The woman explained the other intern was simply her friend, and Campbell, a former talk radio host, described how sexually attractive he found her, and he made other comments about being "very, very lonely" and asked questions she found inappropriate.
"He proceeded to ask how many men I've slept with," she told university officials. "I told him zero, and he insisted that I was lying and told me not to lie. He then proceeded to ask how many women I've slept with and said he bets girls go crazy over me."
Then he offered to give her cannabis gummies to see her tattoos and piercings, and then begged for "several hugs" when she declined.
"I was getting progressively more afraid and uncomfortable," she told university officials. "He then reached out his hand towards me and grabbed me around my neck. I recoiled and said I felt sick and immediately left. That was the last night I ever spoke with or saw him. I blocked his number after that."

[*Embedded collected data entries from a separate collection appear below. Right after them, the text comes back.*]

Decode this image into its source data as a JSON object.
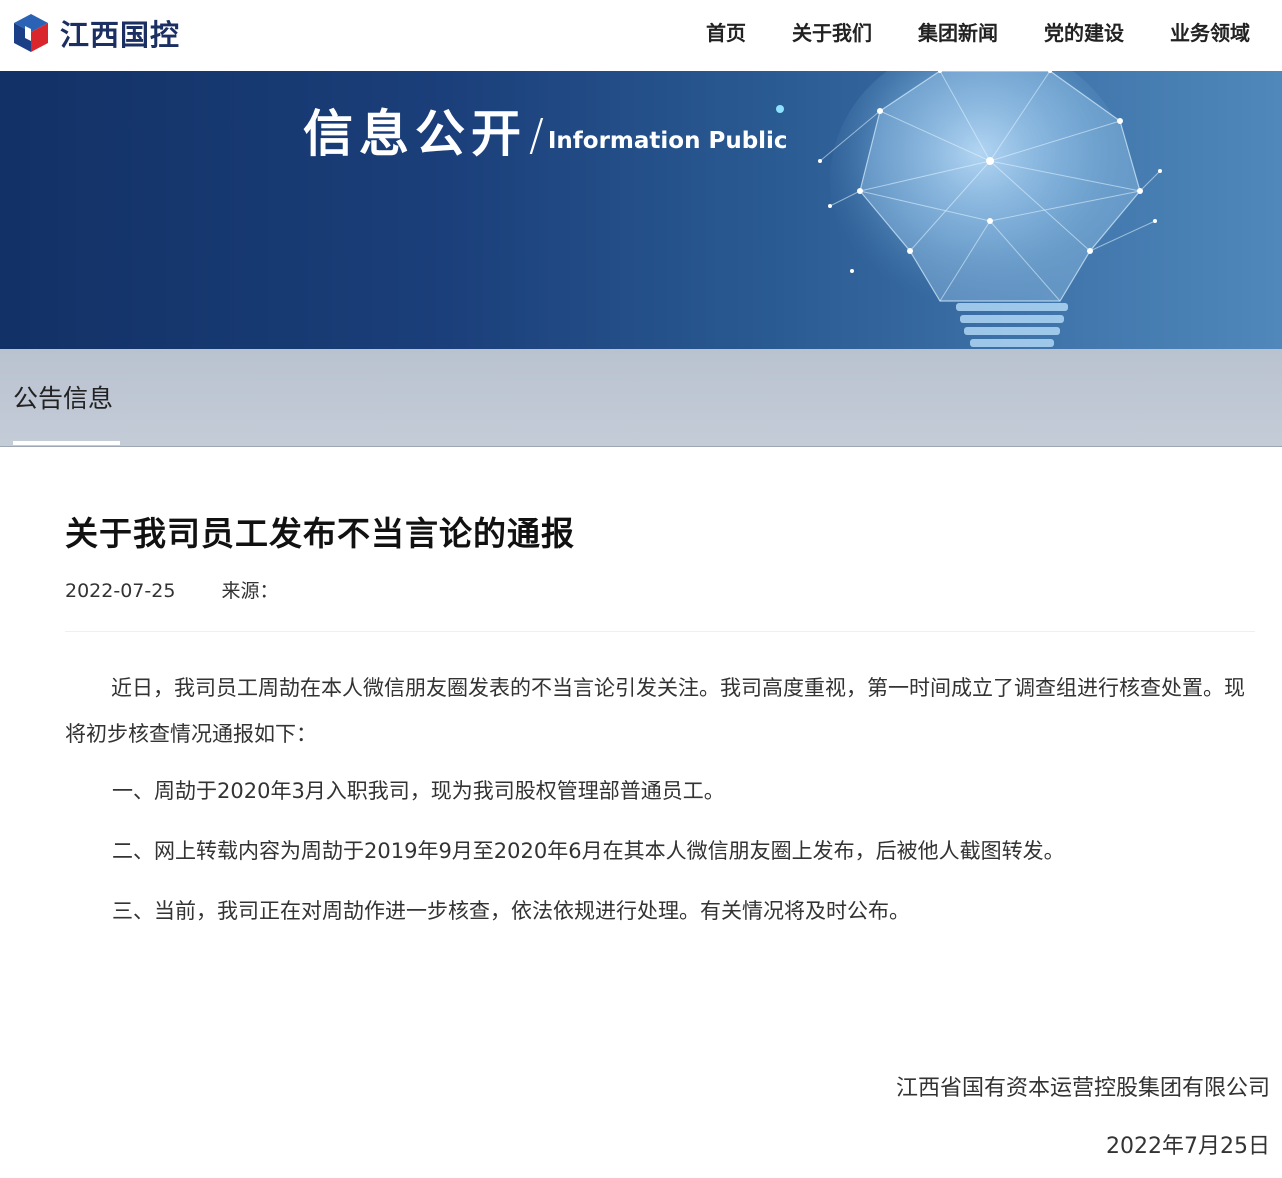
{
  "header": {
    "logo_text": "江西国控",
    "nav": [
      "首页",
      "关于我们",
      "集团新闻",
      "党的建设",
      "业务领域"
    ]
  },
  "banner": {
    "title_cn": "信息公开",
    "slash": "/",
    "title_en": "Information Public"
  },
  "section": {
    "title": "公告信息"
  },
  "article": {
    "title": "关于我司员工发布不当言论的通报",
    "date": "2022-07-25",
    "source_label": "来源：",
    "paragraphs": [
      "近日，我司员工周劼在本人微信朋友圈发表的不当言论引发关注。我司高度重视，第一时间成立了调查组进行核查处置。现将初步核查情况通报如下：",
      "一、周劼于2020年3月入职我司，现为我司股权管理部普通员工。",
      "二、网上转载内容为周劼于2019年9月至2020年6月在其本人微信朋友圈上发布，后被他人截图转发。",
      "三、当前，我司正在对周劼作进一步核查，依法依规进行处理。有关情况将及时公布。"
    ],
    "signature_org": "江西省国有资本运营控股集团有限公司",
    "signature_date": "2022年7月25日"
  },
  "colors": {
    "brand": "#1b2f62",
    "banner_dark": "#123166",
    "banner_light": "#5088bb",
    "subbar": "#c0c8d4",
    "logo_red": "#d9262c"
  }
}
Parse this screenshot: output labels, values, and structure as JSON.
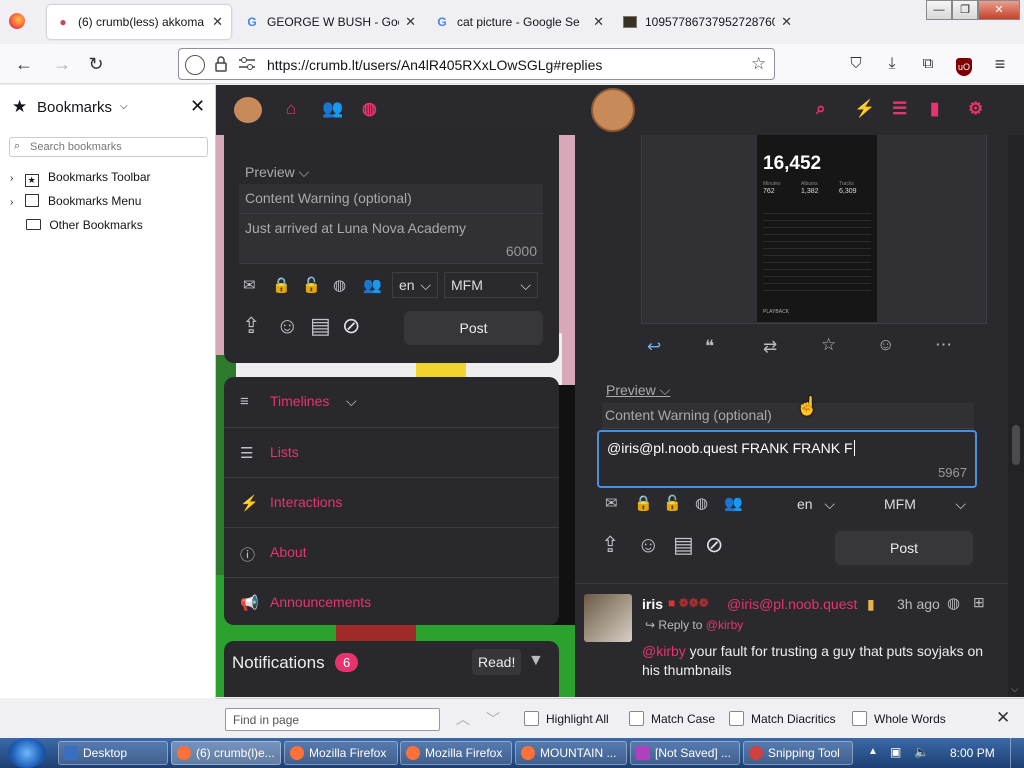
{
  "browser": {
    "tabs": [
      {
        "title": "(6) crumb(less) akkoma",
        "favicon": "cookie-icon",
        "active": true
      },
      {
        "title": "GEORGE W BUSH - Goog",
        "favicon": "google-icon",
        "active": false
      },
      {
        "title": "cat picture - Google Se",
        "favicon": "google-icon",
        "active": false
      },
      {
        "title": "10957786737952728760",
        "favicon": "image-icon",
        "active": false
      }
    ],
    "url": "https://crumb.lt/users/An4lR405RXxLOwSGLg#replies",
    "window_controls": [
      "minimize",
      "restore",
      "close"
    ]
  },
  "bookmarks": {
    "title": "Bookmarks",
    "search_placeholder": "Search bookmarks",
    "items": [
      "Bookmarks Toolbar",
      "Bookmarks Menu",
      "Other Bookmarks"
    ]
  },
  "app": {
    "accent": "#e8336e",
    "left_composer": {
      "preview": "Preview",
      "cw_placeholder": "Content Warning (optional)",
      "text": "Just arrived at Luna Nova Academy",
      "counter": "6000",
      "language": "en",
      "format": "MFM",
      "post": "Post"
    },
    "menu": [
      {
        "label": "Timelines",
        "icon": "hamburger-icon"
      },
      {
        "label": "Lists",
        "icon": "list-icon"
      },
      {
        "label": "Interactions",
        "icon": "bolt-icon"
      },
      {
        "label": "About",
        "icon": "info-icon"
      },
      {
        "label": "Announcements",
        "icon": "megaphone-icon"
      }
    ],
    "notifications": {
      "title": "Notifications",
      "count": "6",
      "read": "Read!"
    },
    "screenshot_card": {
      "big": "16,452",
      "stats_labels": [
        "Minutes",
        "Albums",
        "Tracks"
      ],
      "stats_values": [
        "762",
        "1,382",
        "6,309"
      ],
      "footer": "PLAYBACK"
    },
    "right_composer": {
      "preview": "Preview",
      "cw_placeholder": "Content Warning (optional)",
      "text": "@iris@pl.noob.quest FRANK FRANK F",
      "counter": "5967",
      "language": "en",
      "format": "MFM",
      "post": "Post"
    },
    "reply": {
      "name": "iris",
      "handle": "@iris@pl.noob.quest",
      "time": "3h ago",
      "reply_to_label": "Reply to",
      "reply_to": "@kirby",
      "mention": "@kirby",
      "body": "your fault for trusting a guy that puts soyjaks on his thumbnails"
    }
  },
  "findbar": {
    "placeholder": "Find in page",
    "options": [
      "Highlight All",
      "Match Case",
      "Match Diacritics",
      "Whole Words"
    ]
  },
  "taskbar": {
    "items": [
      "Desktop",
      "(6) crumb(l)e...",
      "Mozilla Firefox",
      "Mozilla Firefox",
      "MOUNTAIN ...",
      "[Not Saved] ...",
      "Snipping Tool"
    ],
    "clock": "8:00 PM"
  }
}
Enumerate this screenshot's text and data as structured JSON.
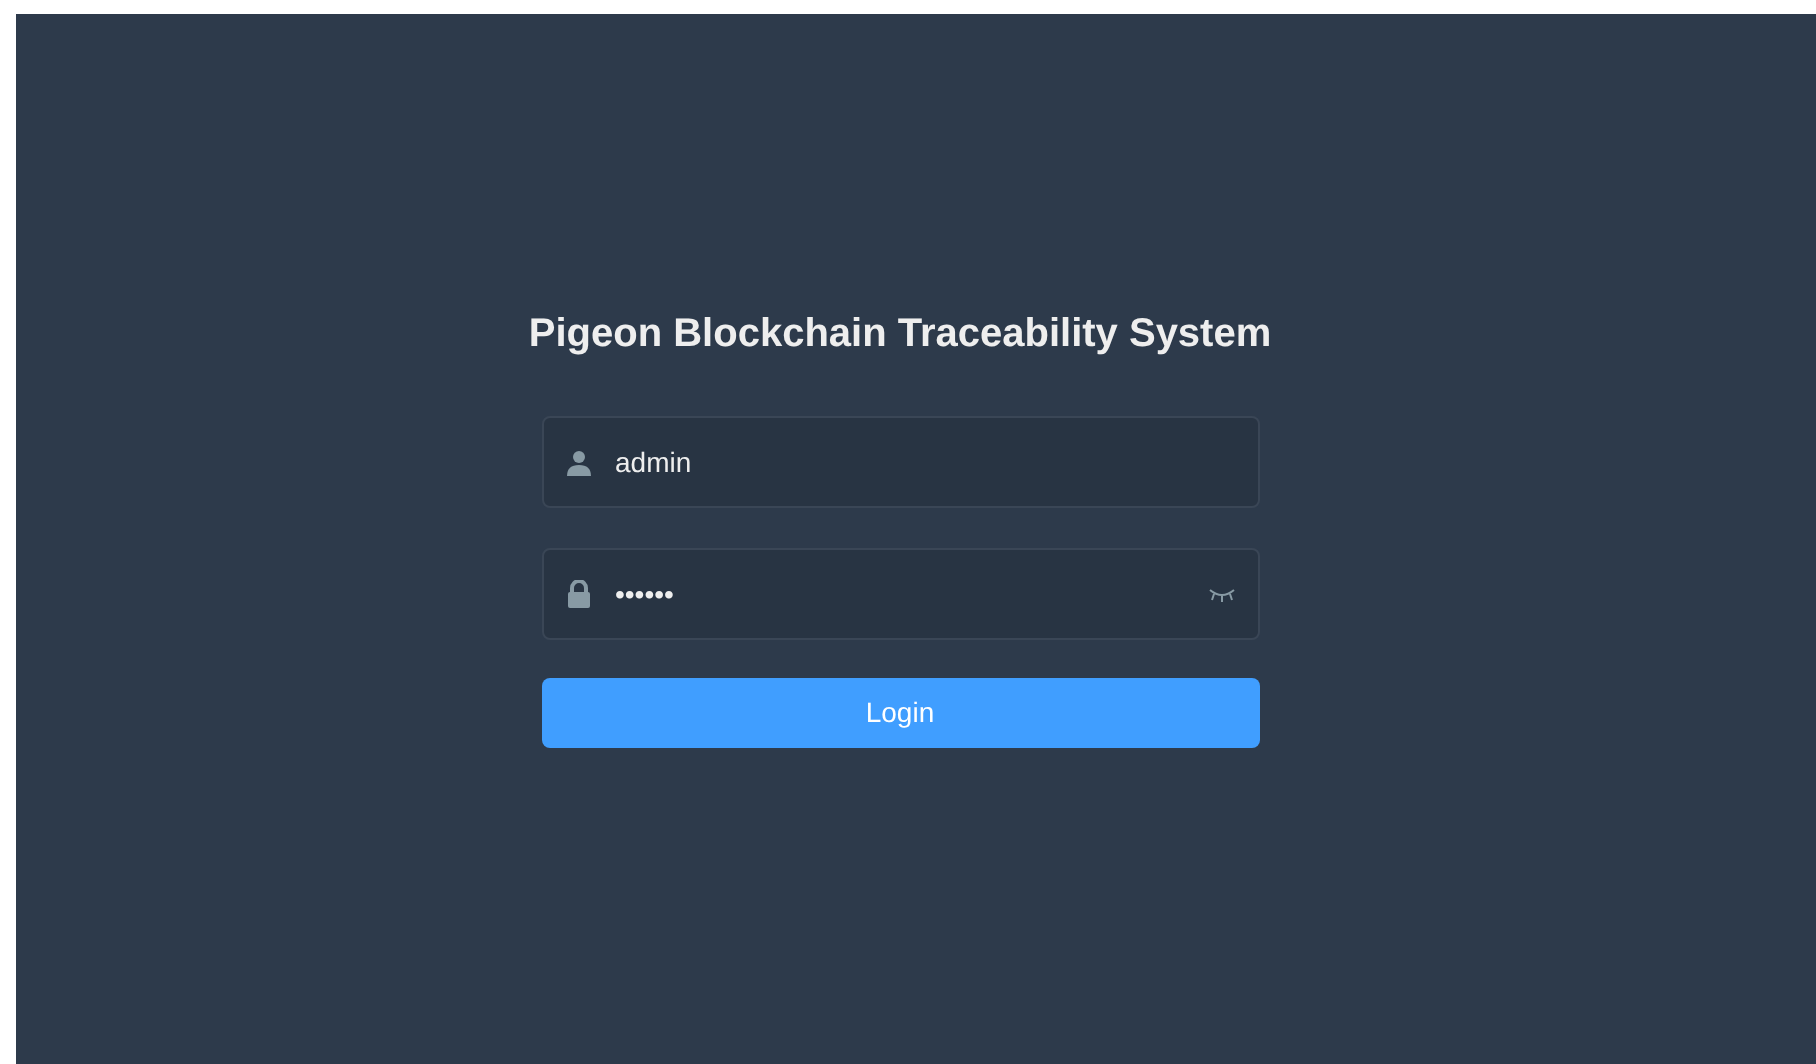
{
  "title": "Pigeon Blockchain Traceability System",
  "username": {
    "value": "admin"
  },
  "password": {
    "value": "••••••",
    "shown": false
  },
  "login_button": {
    "label": "Login"
  }
}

Taxpayers paid an unspecified amount to protect the intern by moving her from an apartment building where the legislator also lived to a downtown Nashville hotel and shipped her furniture to another part of the state while she completes her internship, but Campbell denied the woman's allegations.
"That's not true," Campbell insisted, and the TV station reported that he quietly answered "yes" when asked if the woman was making up the claims.
However, the victim's email says she was told that Campbell had "admitted fully to his guilt," and Connie Ridley, director of legislative administration for the General Assembly, provided a memorandum from his personnel file to the TV station but said legislature policies prohibited her from sharing additional information.
"No information concerning a complaint, investigation, lawsuit or the implementation of corrective action will be released to anyone not directly involved in such a matter," Ridley said. "The Legislature will comply with the confidentiality provisions of the Workplace Discrimination and Harassment Policy."